Our Kind Of Traitor by John le Carré.
Perry Makepeace and Gail Perkins have got precious little to complain about, on the face of it. He is an Oxford University lecturer, and she is an up-and-coming-lawyer, and they've no problem affording to swan off for a holiday in Antigua, which is where we find them when the book opens.
Perry is a pretty good amateur tennis player, and has inadvertently caught the eye of a possible opponent, a mysterious, bald, portly Russian called Dima, who challenges him to a match. While Dima is quite a lot better at tennis than one might have anticipated, Perry still wins, at which point it turns out that the tennis match wasn't really the point of the whole exercise - the point being that Perry seemed to Dima like a quintessential fair-play English gentleman type to make his big confession to: that he wants to defect to the west and bring his extended family with him, an exchange sweetened by the usual handover of secrets, principally secrets relating to his extensive criminal activities as a money-launderer for the Russian mafia, and, who knows, maybe the Russian government as well.
Of course Perry isn't an actual spy, he's just some guy, so he's got to find a way of communicating what he's found out to the British intelligence services. He seems to find this remarkably easy, considering they don't exactly advertise in the Yellow Pages, and so he and Gail are placed in the care of Luke and Hector who are supposedly going to organise Dima's transit to the UK and freedom, as well as a similar escape route for his family, comprising his wife, two grown-up sons, teenage daughter Natasha, and the two young daughters of his protégé Misha, recently murdered by the Russian mafia. And of course the Russian mafia would have an interest in a bit of the old murdering if they ever got wind of Dima's intentions.
An elaborate plan is cooked up which involves Gail and Perry meeting Dima again in Paris, as if by chance, including attending the 2009 French Open final, while he is there to sign over some of his money-laundering rights to some younger successors, and thereby quite likely his own death warrant as well. The challenge for the spooks (and for Perry and Gail) is to spirit away Dima before the Russian mob can get to him, and park him and his extended family in a safe house in Switzerland where they can await the official summons to come to the UK (Dima first, then the rest once it's been established that he has useful knowledge to offer) once the relevant groundwork has been done. However, getting the official ticks in the appropriate boxes turns out to be a bit more challenging than the spooks had hoped, and even when the official word has apparently been given there's still the chance of the whole operation being sabotaged by an intervention from the Russian mafia. Or was it the UK government?

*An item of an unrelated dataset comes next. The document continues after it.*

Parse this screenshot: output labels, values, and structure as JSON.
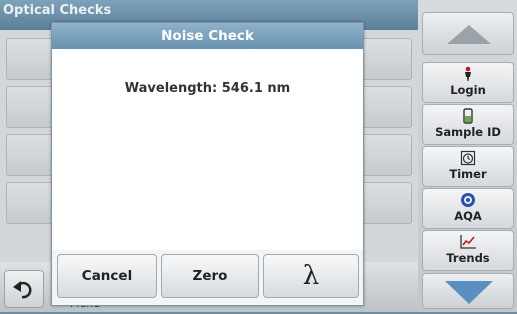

Comparing this book with the only other le Carré in this list, The Spy Who Came In From The Cold, is quite instructive: that one was written at the height of the Cold War (1963) and for all its moral ambiguity and the grubby moral compromises of the major characters there's still a pretty robust certainty that the Brits are the good guys and the Russians are the enemy. By the time Our Kind Of Traitor was published (2010) the Cold War is over and those moral certainties have fallen away, indeed the whole idea of loyalty to one's own country up to the point of sacrificing one's own life for it seems faintly ridiculous. So instead what motivates the major characters here is more prosaic things like money, sex, self-interest and the desire to protect one's family.

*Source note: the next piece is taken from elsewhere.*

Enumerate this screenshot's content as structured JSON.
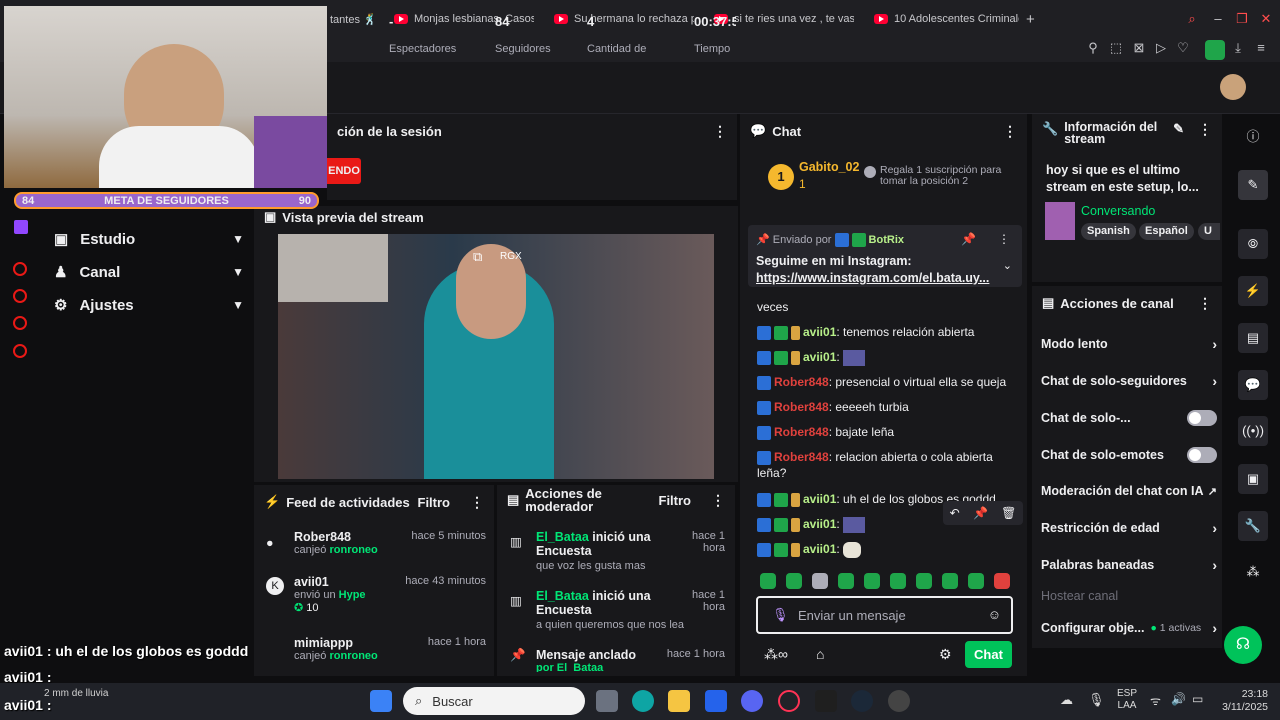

It seems to me that le Carré is a bit more interested in people here, too - apart from the two big set pieces at Roland Garros and in the hotel in Berne, most of the narrative interest is with the characters and their background and motivations. There is a bit of a jarring shift of viewpoint after the first hundred pages or so, which have focused on Perry and Gail, to a whole load of background information about Luke, which is fine but brings the plot to a bit of a halt while it's happening. And I was left somewhat unsatisfied by the ending - I like a bit of ambiguity as much as the next man, but this left too many unanswered questions for me. It's a bit like Infinite Jest in that there's a dawning realisation, as the reader contemplates the slim number of pages remaining, that the narrative arc isn't going to be completed and the loose ends aren't going to be tied up in the way you might want them to be.
I'd say, those caveats aside, that this is a bit warmer, more welcoming and easier to read than the Cold War era novels like The Spy Who Came In From The Cold, since it doesn't have that book's grim East German setting or its focus on the minutiae of espionage, although le Carré can't resist throwing in a bit of cloak-and-dagger stuff in the subterranean spa at Roland Garros. He's probably less highly-regarded as a writer than he should be, which is almost certainly down to the same sort of genre snobbery that regards science fiction writing with a snort of sniffy disdain. For all the excellence of some of the novels which have won the Booker Prize, for instance, over the years, there's a certain kind of novel which gets on the shortlist, and science fiction and espionage novels aren't it.
There have been a lot of films of le Carré novels over the years, and apparently Our Kind Of Traitor is soon to join that list, as there's a film scheduled for imminent release starring Ewan MacGregor as Perry, Naomie Harris as Gail and various other big names. Variety, in their inimitable style, describe it as a "contempo spy suspenser", which I suppose is about right.